The options used for basic PGO optimizations are:
-prof_gen for generating instrumented code
-prof_use for generating a profile-optimized executable
In cases where your code behavior differs greatly between executions, you have to ensure that the benefit of the profile information is worth the effort required to maintain up-to-date profiles. In the basic profile-guided optimization, the following options are used in the phases of the PGO:
The -prof_gen option instruments the program for profiling to get the execution count of each basic block. It is used in phase 1 of the PGO to instruct the compiler to produce instrumented code in your object files in preparation for instrumented execution. Parallel make is automatically supported for -prof_gen compilations.
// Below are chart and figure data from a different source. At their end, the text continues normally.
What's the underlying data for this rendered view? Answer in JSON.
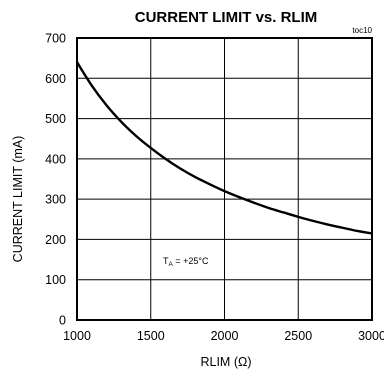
{
  "chart_data": {
    "type": "line",
    "title": "CURRENT LIMIT vs. RLIM",
    "figure_tag": "toc10",
    "xlabel": "RLIM (Ω)",
    "ylabel": "CURRENT LIMIT (mA)",
    "xlim": [
      1000,
      3000
    ],
    "ylim": [
      0,
      700
    ],
    "x_ticks": [
      "1000",
      "1500",
      "2000",
      "2500",
      "3000"
    ],
    "y_ticks": [
      "0",
      "100",
      "200",
      "300",
      "400",
      "500",
      "600",
      "700"
    ],
    "grid": true,
    "annotation": {
      "main": "T",
      "sub": "A",
      "rest": " = +25°C"
    },
    "series": [
      {
        "x": [
          1000,
          1100,
          1200,
          1300,
          1400,
          1500,
          1600,
          1700,
          1800,
          1900,
          2000,
          2100,
          2200,
          2300,
          2400,
          2500,
          2600,
          2700,
          2800,
          2900,
          3000
        ],
        "values": [
          640,
          582,
          533,
          492,
          457,
          427,
          400,
          376,
          355,
          337,
          320,
          305,
          291,
          278,
          267,
          256,
          246,
          237,
          229,
          221,
          215
        ]
      }
    ]
  }
}
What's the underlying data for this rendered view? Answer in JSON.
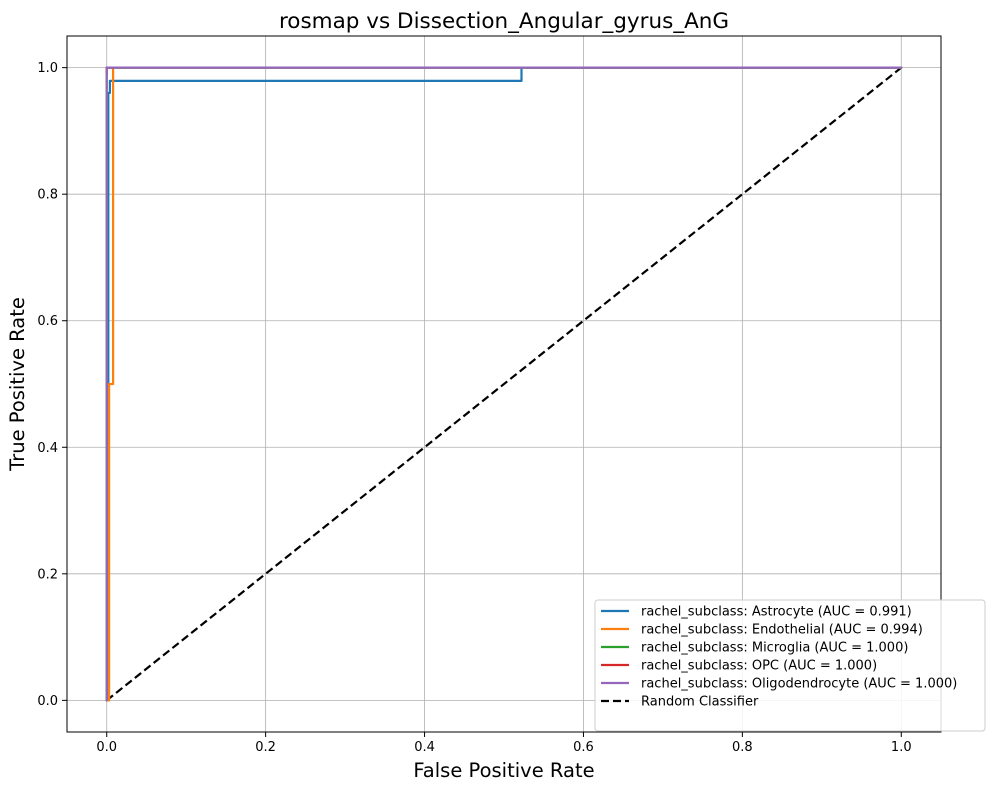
{
  "chart_data": {
    "type": "line",
    "title": "rosmap vs Dissection_Angular_gyrus_AnG",
    "xlabel": "False Positive Rate",
    "ylabel": "True Positive Rate",
    "xlim": [
      -0.05,
      1.05
    ],
    "ylim": [
      -0.05,
      1.05
    ],
    "xticks": [
      "0.0",
      "0.2",
      "0.4",
      "0.6",
      "0.8",
      "1.0"
    ],
    "yticks": [
      "0.0",
      "0.2",
      "0.4",
      "0.6",
      "0.8",
      "1.0"
    ],
    "grid": true,
    "legend_position": "lower right",
    "series": [
      {
        "name": "rachel_subclass: Astrocyte (AUC = 0.991)",
        "color": "#1f77b4",
        "style": "solid",
        "x": [
          0.0,
          0.002,
          0.002,
          0.004,
          0.004,
          0.522,
          0.522,
          1.0
        ],
        "y": [
          0.0,
          0.0,
          0.96,
          0.96,
          0.979,
          0.979,
          1.0,
          1.0
        ]
      },
      {
        "name": "rachel_subclass: Endothelial (AUC = 0.994)",
        "color": "#ff7f0e",
        "style": "solid",
        "x": [
          0.0,
          0.003,
          0.003,
          0.008,
          0.008,
          1.0
        ],
        "y": [
          0.0,
          0.0,
          0.5,
          0.5,
          1.0,
          1.0
        ]
      },
      {
        "name": "rachel_subclass: Microglia (AUC = 1.000)",
        "color": "#2ca02c",
        "style": "solid",
        "x": [
          0.0,
          0.0,
          0.01,
          1.0
        ],
        "y": [
          0.0,
          1.0,
          1.0,
          1.0
        ]
      },
      {
        "name": "rachel_subclass: OPC (AUC = 1.000)",
        "color": "#d62728",
        "style": "solid",
        "x": [
          0.0,
          0.0,
          0.01
        ],
        "y": [
          0.99,
          1.0,
          1.0
        ]
      },
      {
        "name": "rachel_subclass: Oligodendrocyte (AUC = 1.000)",
        "color": "#9467bd",
        "style": "solid",
        "x": [
          0.0,
          0.0,
          1.0
        ],
        "y": [
          0.0,
          1.0,
          1.0
        ]
      },
      {
        "name": "Random Classifier",
        "color": "#000000",
        "style": "dashed",
        "x": [
          0.0,
          1.0
        ],
        "y": [
          0.0,
          1.0
        ]
      }
    ]
  }
}
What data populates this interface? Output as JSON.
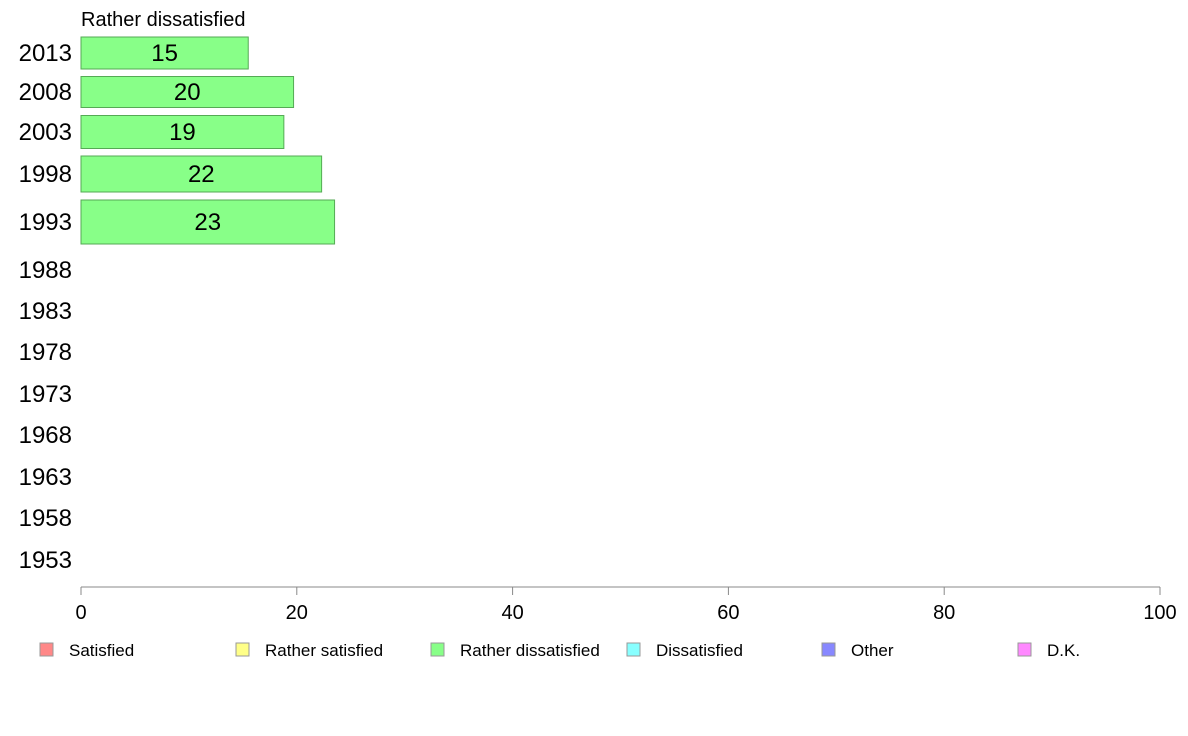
{
  "chart_data": {
    "type": "bar",
    "orientation": "horizontal",
    "title": "Rather dissatisfied",
    "categories": [
      "2013",
      "2008",
      "2003",
      "1998",
      "1993",
      "1988",
      "1983",
      "1978",
      "1973",
      "1968",
      "1963",
      "1958",
      "1953"
    ],
    "series": [
      {
        "name": "Rather dissatisfied",
        "color": "#88ff88",
        "values": [
          15.5,
          19.7,
          18.8,
          22.3,
          23.5,
          null,
          null,
          null,
          null,
          null,
          null,
          null,
          null
        ],
        "labels": [
          "15",
          "20",
          "19",
          "22",
          "23",
          "",
          "",
          "",
          "",
          "",
          "",
          "",
          ""
        ]
      }
    ],
    "xlim": [
      0,
      100
    ],
    "xticks": [
      "0",
      "20",
      "40",
      "60",
      "80",
      "100"
    ],
    "legend": {
      "placement": "bottom",
      "items": [
        {
          "label": "Satisfied",
          "color": "#ff8888"
        },
        {
          "label": "Rather satisfied",
          "color": "#ffff88"
        },
        {
          "label": "Rather dissatisfied",
          "color": "#88ff88"
        },
        {
          "label": "Dissatisfied",
          "color": "#88ffff"
        },
        {
          "label": "Other",
          "color": "#8888ff"
        },
        {
          "label": "D.K.",
          "color": "#ff88ff"
        }
      ]
    },
    "grid": false
  }
}
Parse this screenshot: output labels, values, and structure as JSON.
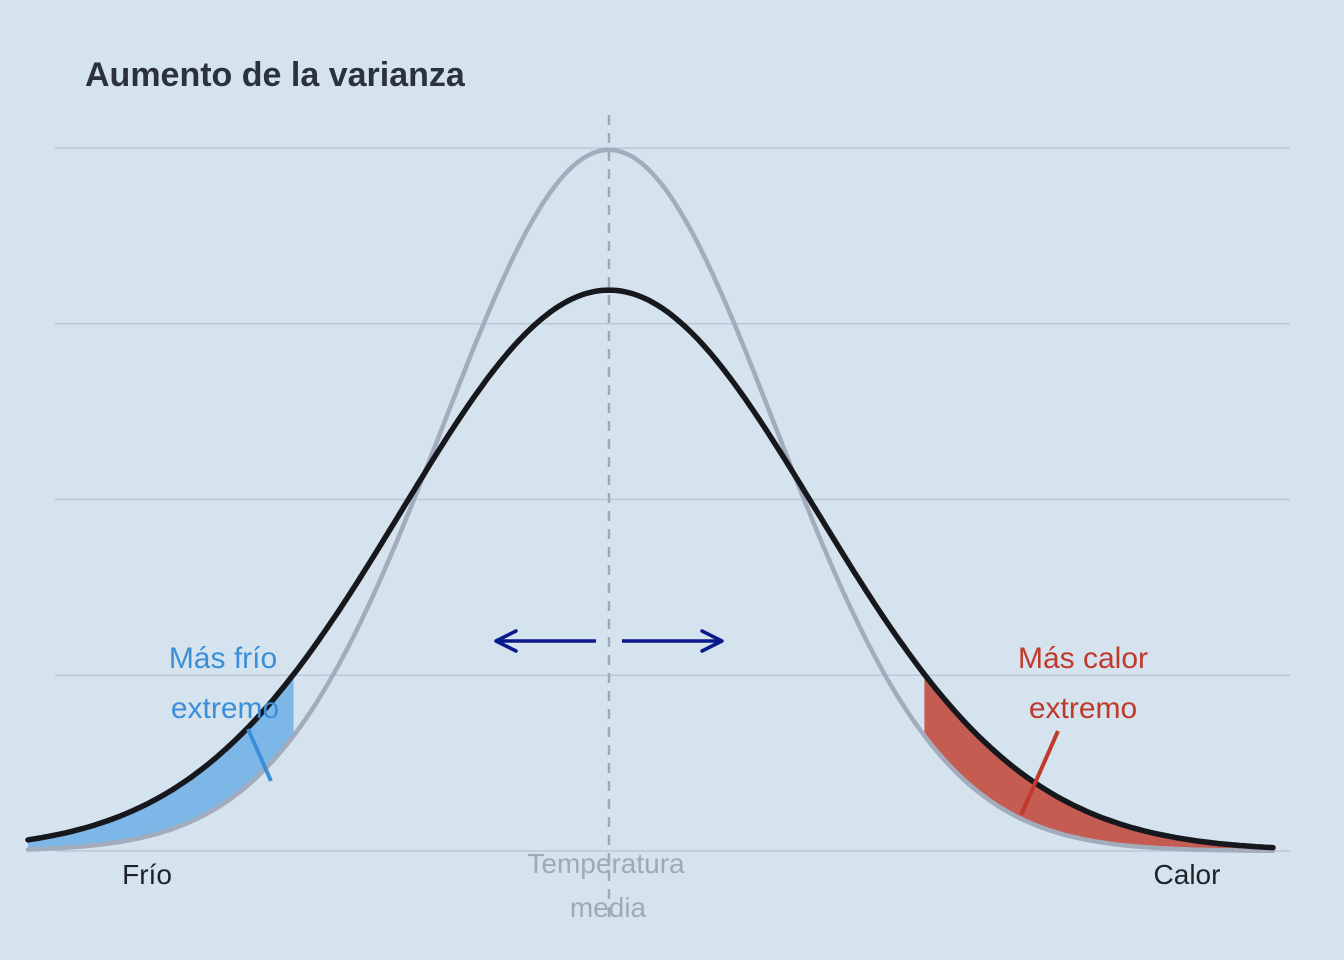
{
  "chart_data": {
    "type": "line",
    "title": "Aumento de la varianza",
    "xlabel": "",
    "ylabel": "",
    "grid": "horizontal",
    "x_tick_labels": {
      "left": "Frío",
      "right": "Calor"
    },
    "mean_label": [
      "Temperatura",
      "media"
    ],
    "series": [
      {
        "mean": 0,
        "sd": 1.0,
        "color": "#a3acbc",
        "style": "solid"
      },
      {
        "mean": 0,
        "sd": 1.25,
        "color": "#16181d",
        "style": "solid"
      }
    ],
    "xlim": [
      -3.5,
      4.0
    ],
    "ylim": [
      0,
      0.4
    ],
    "shaded_tails": {
      "cold": {
        "x_max": -1.9,
        "color": "#7db7e8",
        "label": [
          "Más frío",
          "extremo"
        ],
        "label_color": "#3b8fd9"
      },
      "hot": {
        "x_min": 1.9,
        "color": "#c55c52",
        "label": [
          "Más calor",
          "extremo"
        ],
        "label_color": "#c0392b"
      }
    },
    "arrows": {
      "color": "#0a1a8a",
      "direction": "outward"
    }
  }
}
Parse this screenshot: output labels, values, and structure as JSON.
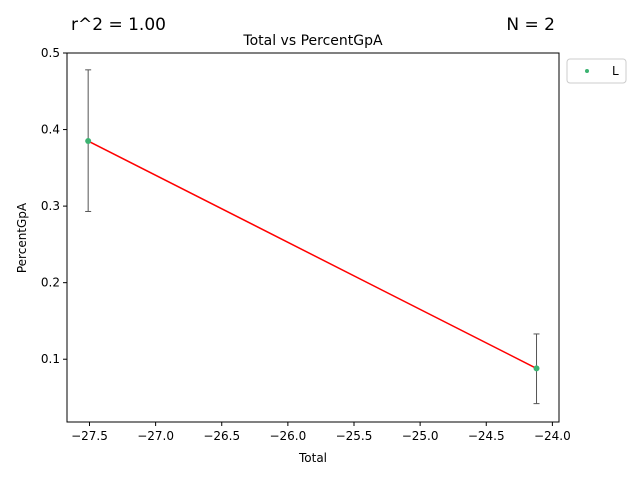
{
  "chart_data": {
    "type": "scatter",
    "title": "Total vs PercentGpA",
    "xlabel": "Total",
    "ylabel": "PercentGpA",
    "xlim": [
      -27.67,
      -23.95
    ],
    "ylim": [
      0.018,
      0.5
    ],
    "xticks": [
      -27.5,
      -27.0,
      -26.5,
      -26.0,
      -25.5,
      -25.0,
      -24.5,
      -24.0
    ],
    "xtick_labels": [
      "−27.5",
      "−27.0",
      "−26.5",
      "−26.0",
      "−25.5",
      "−25.0",
      "−24.5",
      "−24.0"
    ],
    "yticks": [
      0.1,
      0.2,
      0.3,
      0.4,
      0.5
    ],
    "ytick_labels": [
      "0.1",
      "0.2",
      "0.3",
      "0.4",
      "0.5"
    ],
    "grid": false,
    "series": [
      {
        "name": "L",
        "color": "#3cb371",
        "points": [
          {
            "x": -27.51,
            "y": 0.385,
            "err_low": 0.293,
            "err_high": 0.478
          },
          {
            "x": -24.12,
            "y": 0.088,
            "err_low": 0.042,
            "err_high": 0.133
          }
        ]
      }
    ],
    "fit_line": {
      "color": "#ff0000",
      "x": [
        -27.51,
        -24.12
      ],
      "y": [
        0.385,
        0.088
      ]
    },
    "errorbar_color": "#555555",
    "legend": {
      "position": "outside-top-right",
      "entries": [
        "L"
      ]
    },
    "annotations": {
      "r_squared": "r^2 = 1.00",
      "n": "N = 2"
    }
  }
}
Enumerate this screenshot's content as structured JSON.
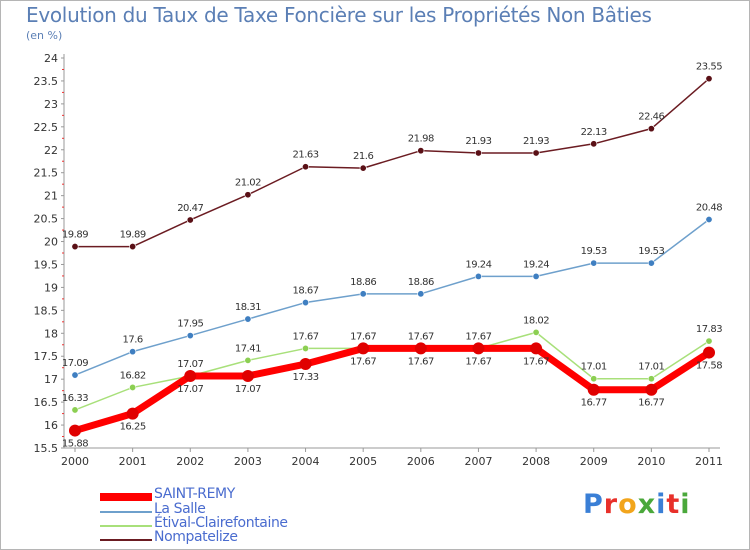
{
  "title": "Evolution du Taux de Taxe Foncière sur les Propriétés Non Bâties",
  "subtitle": "(en %)",
  "logo": {
    "text": "Proxiti",
    "colors": [
      "#3a7fd6",
      "#e8302a",
      "#f2a51c",
      "#4aa83b",
      "#3a7fd6",
      "#e8302a",
      "#4aa83b"
    ]
  },
  "chart_data": {
    "type": "line",
    "x": [
      "2000",
      "2001",
      "2002",
      "2003",
      "2004",
      "2005",
      "2006",
      "2007",
      "2008",
      "2009",
      "2010",
      "2011"
    ],
    "ylim": [
      15.5,
      24
    ],
    "yticks": [
      "15.5",
      "16",
      "16.5",
      "17",
      "17.5",
      "18",
      "18.5",
      "19",
      "19.5",
      "20",
      "20.5",
      "21",
      "21.5",
      "22",
      "22.5",
      "23",
      "23.5",
      "24"
    ],
    "grid": false,
    "legend_placement": "bottom-left",
    "series": [
      {
        "name": "Nompatelize",
        "color": "#6b1c22",
        "marker": "#5a1016",
        "values": [
          19.89,
          19.89,
          20.47,
          21.02,
          21.63,
          21.6,
          21.98,
          21.93,
          21.93,
          22.13,
          22.46,
          23.55
        ],
        "labels": [
          "19.89",
          "19.89",
          "20.47",
          "21.02",
          "21.63",
          "21.6",
          "21.98",
          "21.93",
          "21.93",
          "22.13",
          "22.46",
          "23.55"
        ]
      },
      {
        "name": "La Salle",
        "color": "#6ea0cc",
        "marker": "#3f7fc1",
        "values": [
          17.09,
          17.6,
          17.95,
          18.31,
          18.67,
          18.86,
          18.86,
          19.24,
          19.24,
          19.53,
          19.53,
          20.48
        ],
        "labels": [
          "17.09",
          "17.6",
          "17.95",
          "18.31",
          "18.67",
          "18.86",
          "18.86",
          "19.24",
          "19.24",
          "19.53",
          "19.53",
          "20.48"
        ]
      },
      {
        "name": "Étival-Clairefontaine",
        "color": "#a8e07a",
        "marker": "#8ccf52",
        "values": [
          16.33,
          16.82,
          17.07,
          17.41,
          17.67,
          17.67,
          17.67,
          17.67,
          18.02,
          17.01,
          17.01,
          17.83
        ],
        "labels": [
          "16.33",
          "16.82",
          "17.07",
          "17.41",
          "17.67",
          "17.67",
          "17.67",
          "17.67",
          "18.02",
          "17.01",
          "17.01",
          "17.83"
        ]
      },
      {
        "name": "SAINT-REMY",
        "color": "#ff0000",
        "marker": "#e00000",
        "values": [
          15.88,
          16.25,
          17.07,
          17.07,
          17.33,
          17.67,
          17.67,
          17.67,
          17.67,
          16.77,
          16.77,
          17.58
        ],
        "labels": [
          "15.88",
          "16.25",
          "17.07",
          "17.07",
          "17.33",
          "17.67",
          "17.67",
          "17.67",
          "17.67",
          "16.77",
          "16.77",
          "17.58"
        ]
      }
    ],
    "legend": [
      "SAINT-REMY",
      "La Salle",
      "Étival-Clairefontaine",
      "Nompatelize"
    ]
  }
}
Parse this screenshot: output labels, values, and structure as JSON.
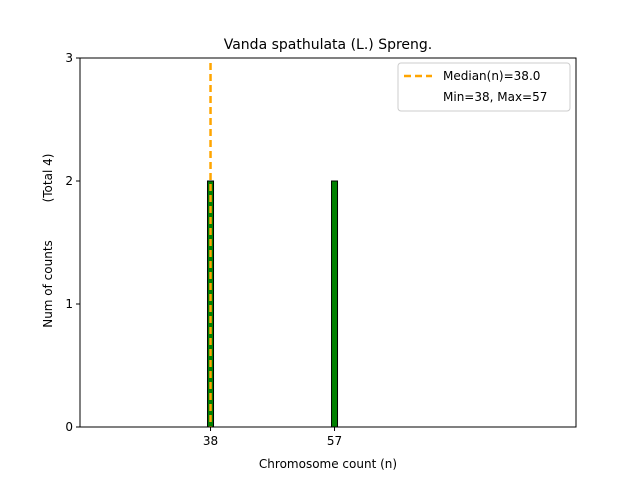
{
  "chart_data": {
    "type": "bar",
    "title": "Vanda spathulata (L.) Spreng.",
    "xlabel": "Chromosome count (n)",
    "ylabel": "Num of counts",
    "ylabel_total": "(Total 4)",
    "x": [
      38,
      57
    ],
    "values": [
      2,
      2
    ],
    "xlim": [
      18,
      94
    ],
    "ylim": [
      0,
      3
    ],
    "yticks": [
      0,
      1,
      2,
      3
    ],
    "xticks": [
      38,
      57
    ],
    "bar_color": "#008000",
    "median": 38.0,
    "median_color": "#FFA500",
    "legend": {
      "placement": "top-right",
      "median_label": "Median(n)=38.0",
      "range_label": "Min=38, Max=57"
    },
    "grid": false
  }
}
The -prof_use option is used in phase 3 of the PGO to instruct the compiler to produce a profile-optimized executable and merges available dynamic-information (.dyn) files into a pgopti.dpi file.
The dynamic-information files are produced in phase 2 when you run the instrumented executable.
If you perform multiple executions of the instrumented program, -prof_use merges the dynamic-information files again and overwrites the previous pgopti.dpi file.
-fnsplit- disables function splitting. Function splitting is enabled by -prof_use in phase 3 to improve code locality by splitting routines into different sections: one section to contain the cold or very infrequently executed code and one section to contain the rest of the code (hot code).
You can use -fnsplit- to disable function splitting for the following reasons:
Most importantly, to get improved debugging capability. In the debug symbol table, it is difficult to represent a split routine, that is, a routine with some of its code in the hot code section and some of its code in the cold code section.
The -fnsplit- option disables the splitting within a routine but enables function grouping, an optimization in which entire routines are placed either in the cold code section or the hot code section. Function grouping does not degrade debugging capability.
Another reason can arise when the profile data does not represent the actual program behavior, that is, when the routine is actually used frequently rather than infrequently.
Note
For ItaniumŪ-based applications, if you intend to use the -prof_use
option with optimizations at the -O3
level, the -O3 option must be on. If you intend
to use the -prof_use option with optimizations
at the -O2 level or lower, you can generate the
profile data with the default options.